I am a full time GIS Programmer for St Louis County Police (Missouri).
The number one thing I work on are emergency management plans. Flood models, evacuation plans, security plans, critical infrastructure maps, sensitive populations, risk analysis maps (hazards overlayed with critical infrastructure and sensitive populations). My biggest project to date was laying out the new outdoor warning siren system (which saved us about $2.4M over the old system design). Response is a big part of my job when we have disasters, especially damage assessment and impact zone mapping, but disasters are rare for most areas (not for us).
Next after that is maintaining and most importantly automated error checking 911 related databases (MSAG, ALI, etc.) This includes maintaining mapping layers for the computer aided dispatch system. The spatial database and spatial database replications parts get pretty complex. Error checking has resulted in building some massive FME workbenches, especially for ESN/MSAG.
Next is crime reporting, namely incorporating geocoding with crime reporting so that I can prepare incident maps for the public and politicians. Heat maps actually are not that popular, but are used. I also collaborate with geospatial researchers to generate research datasets and do more detailed analysis (like getis ord gi* and scan statistics).
I also regularly assist with professional responsibility (internal affairs) to analysis AVL data to respond to citizen complaints.
I also regularly aid the planning and analysis units who are developing beat plans.
I occasionally do oblique and aerial photos for tactical unit planning.
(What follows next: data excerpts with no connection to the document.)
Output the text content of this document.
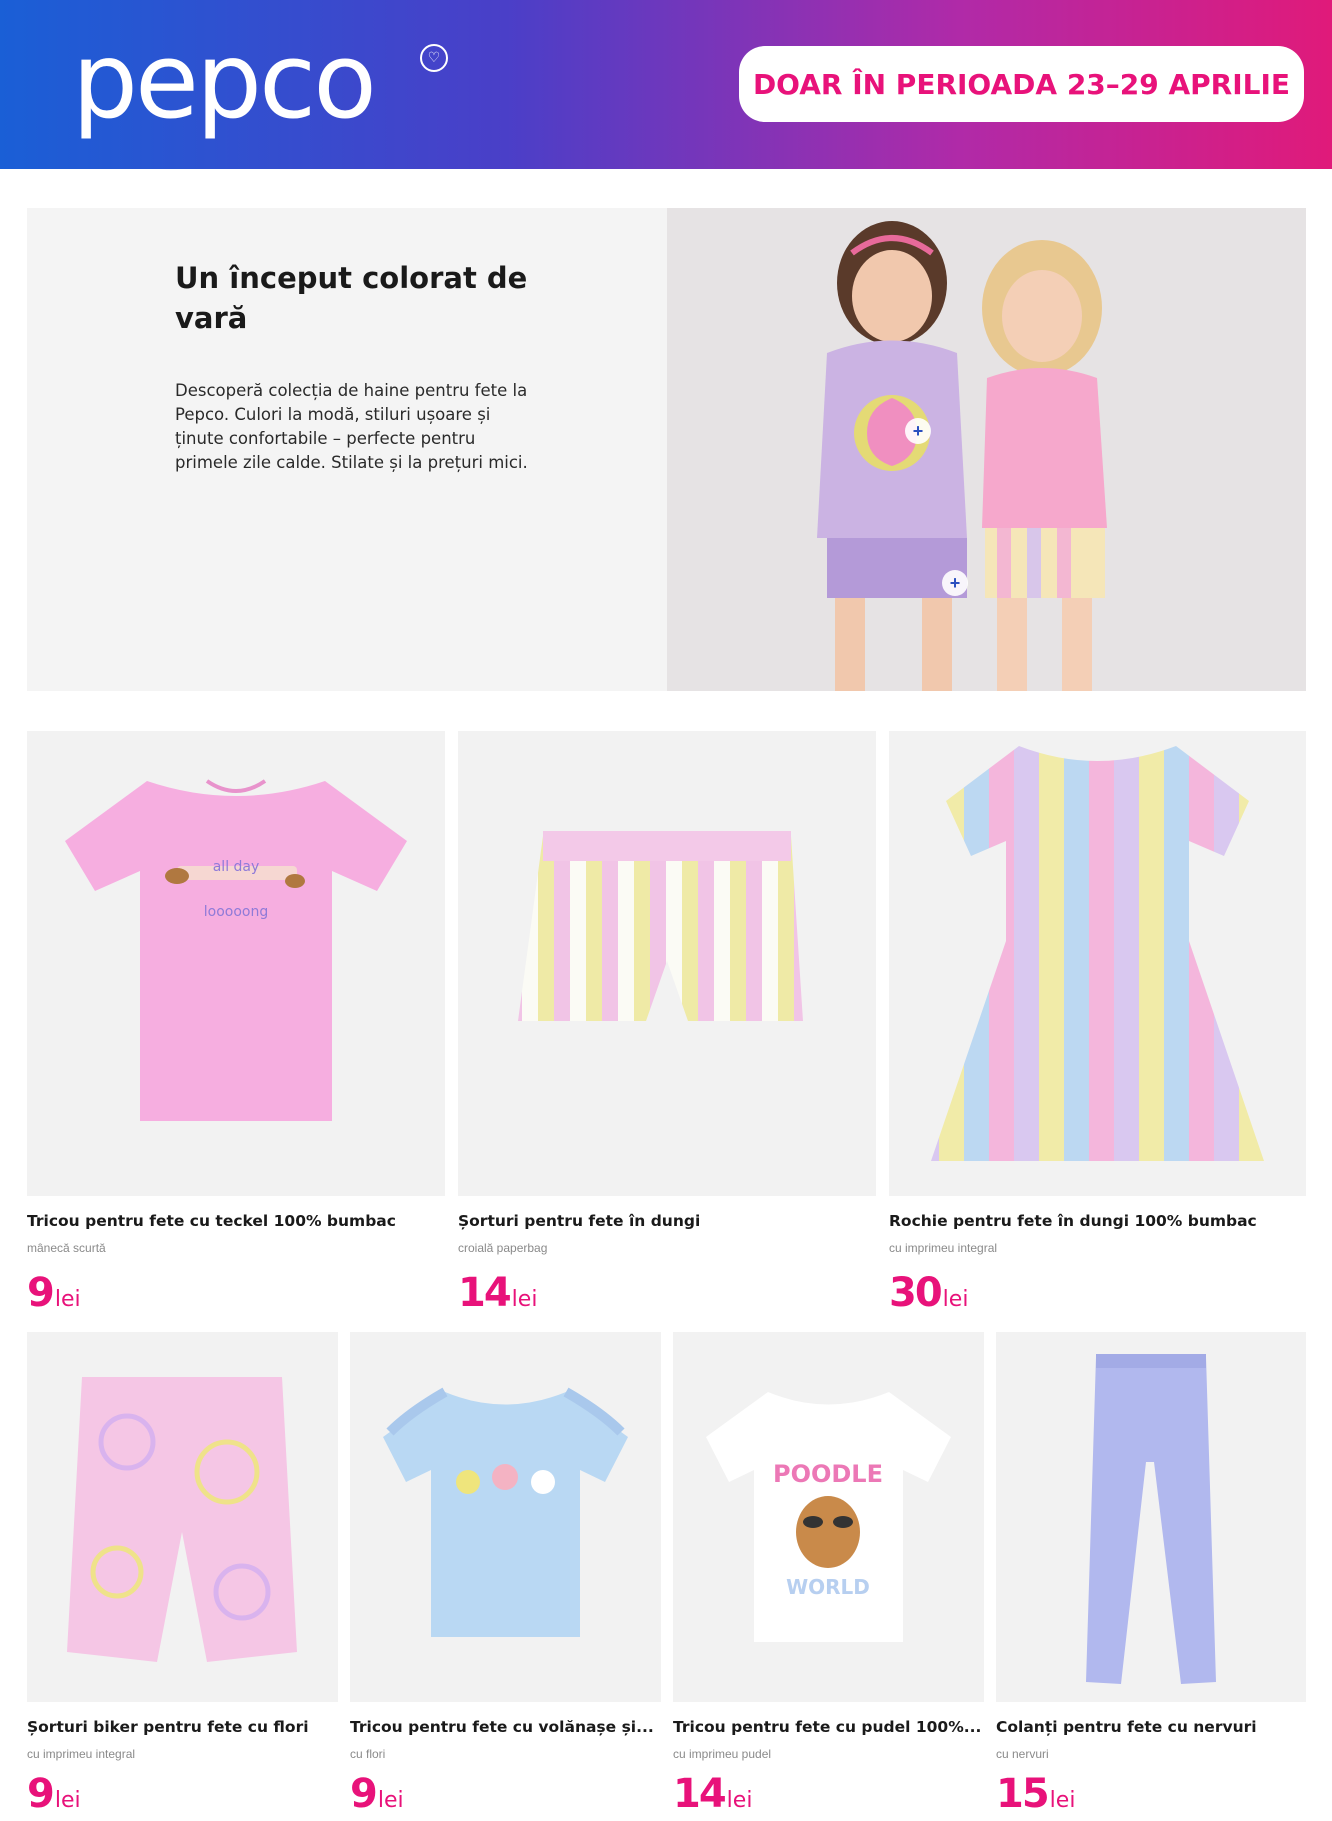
pepco	♡
DOAR ÎN PERIOADA 23–29 APRILIE
Un început colorat de vară
Descoperă colecția de haine pentru fete la Pepco. Culori la modă, stiluri ușoare și ținute confortabile – perfecte pentru primele zile calde. Stilate și la prețuri mici.
+
+
all day
looooong
Tricou pentru fete cu teckel 100% bumbac
mânecă scurtă
9lei
Șorturi pentru fete în dungi
croială paperbag
14lei
Rochie pentru fete în dungi 100% bumbac
cu imprimeu integral
30lei
Șorturi biker pentru fete cu flori
cu imprimeu integral
9lei
Tricou pentru fete cu volănașe și...
cu flori
9lei
POODLE
WORLD
Tricou pentru fete cu pudel 100%...
cu imprimeu pudel
14lei
Colanți pentru fete cu nervuri
cu nervuri
15lei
I do not do anything with high resolution surveillance, since that is a 4th amendment violation without a warrant and I cannot see anything obtained with a warrant. I am just starting to work on live aerial imagery from helicopters and mapping for those systems.
Police officers really like the idea of being able to map leads, e.g. parolees, suspect vehicles, etc. in the area of a crime. But, there are some significant privacy and 4th amendment issues involved in allowing officers in the field to do that kind of mapping. Even for someone trained in spatial analysis, there are a lot of assumptions that create analytic pitfalls where you will accidentally make someone a suspect who has no connection to the crime.
Mobile mapping is not a very big area. Quite simply, almost no one has phase ii/next gen 911 implemented yet. When they do, all you really do is use the same basemaps as dispatch with one more record.
This is different from in-car situational awareness. That is very popular, but almost always done with 3rd party applications (due to the dispatch interfaces involved). Still, there is a large amount of spatial data management behind situational awareness too.
So, if I were to pick topics in order, I would say emergency management, 911/computer aided dispatch, command situational awareness/common operating picture, beat plans, public crime mapping, internal crime mapping, in-car situational awareness, and unit support (e.g. tactical planning, professional responsibility, etc).
I would also highly recommend contacting Ryan Lanclos, Jennifer Shottke, John Beck, or Tom Patterson with ESRI for more ideas. I have worked with all of these people previously and highly recommend them.